After much outcry (almost 50,000 posts on the subject in less than 3 days!), and no few examples of why this is was a bad move, Blizzard announced Friday morning that they were stepping back from the proposed change. Blizzard Community Manager “Nethaera” posted the following message from Blizzard CEO and co-founder Mike Mohraime:
Hello everyone,I’d like to take some time to speak with all of you regarding our desire to make the Blizzard forums a better place for players to discuss our games. We’ve been constantly monitoring the feedback you’ve given us, as well as internally discussing your concerns about the use of real names on our forums. As a result of those discussions, we’ve decided at this time that real names will not be required for posting on official Blizzard forums.
…
You can read the rest of the message from Mr. Morhaime on the official Blizzard WoW forums.
I am personally glad that they have backed away from the stance. I appreciate their stated reasoning behind wanting to make people post messages under their true names instead of some pseudonym. People are more likely to avoid posting rude, obnoxious and assaultive messages if they have to sign their own name to them. At least, that’s the thinking. Some of the more passionate trolls would still persist, I have no doubt.
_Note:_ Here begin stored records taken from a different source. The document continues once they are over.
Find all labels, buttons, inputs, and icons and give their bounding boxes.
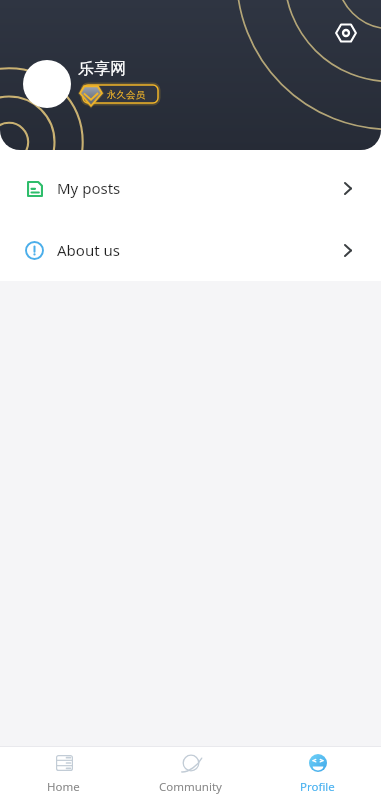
button[interactable]: 永久会员: [78, 83, 158, 109]
staticText: 乐享网: [78, 59, 126, 79]
button[interactable]: Settings: [332, 19, 360, 47]
staticText: About us: [57, 240, 120, 260]
button[interactable]: Home: [0, 747, 127, 800]
staticText: Profile: [300, 779, 335, 795]
button[interactable]: Avatar: [23, 60, 71, 108]
button[interactable]: My posts: [0, 157, 381, 219]
staticText: 永久会员: [107, 89, 145, 101]
button[interactable]: About us: [0, 219, 381, 281]
staticText: Home: [47, 779, 80, 795]
button[interactable]: Community: [127, 747, 254, 800]
staticText: My posts: [57, 178, 121, 198]
staticText: Community: [159, 779, 222, 795]
button[interactable]: Profile: [254, 747, 381, 800]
However, the risk of abuse for the innocent message board members in such a system is too high, as one person was able to easily show with about 15-20 minutes of searching. On the blog “What’s in a name?”, the author uses public information searches on the internet to show just how much is available if all you know is someone’s first and last name.
From the wedding albums of Blizzard employees (turns out that Mr. Morhaime had that message posted on Friday, during his honeymoon … now that’s dedication!), to where their homes are located and how much those homes are worth, to where their children go to school, to the Facebook pages of their spouses. Yeah, folks, it’s all there. All you need to do is know someone’s name.
I do notice that the pictures of the Blizzard coder and his new wife have been taken down. Also, I see that several of the Blizzard employees have now removed all the information on their Facebook profiles as well as either deleting or password-protecting their personal websites and blogs. They must not have liked having millions of irritated people reading their wedding diary, or reading about what television shows and bands their wife likes …
I find it ironic that Blizzard should dislike people looking up such personal information about them when it is solely based on the the same things they want to make available to everyone.
“The lady doth protest too much, methinks” – Shakespeare.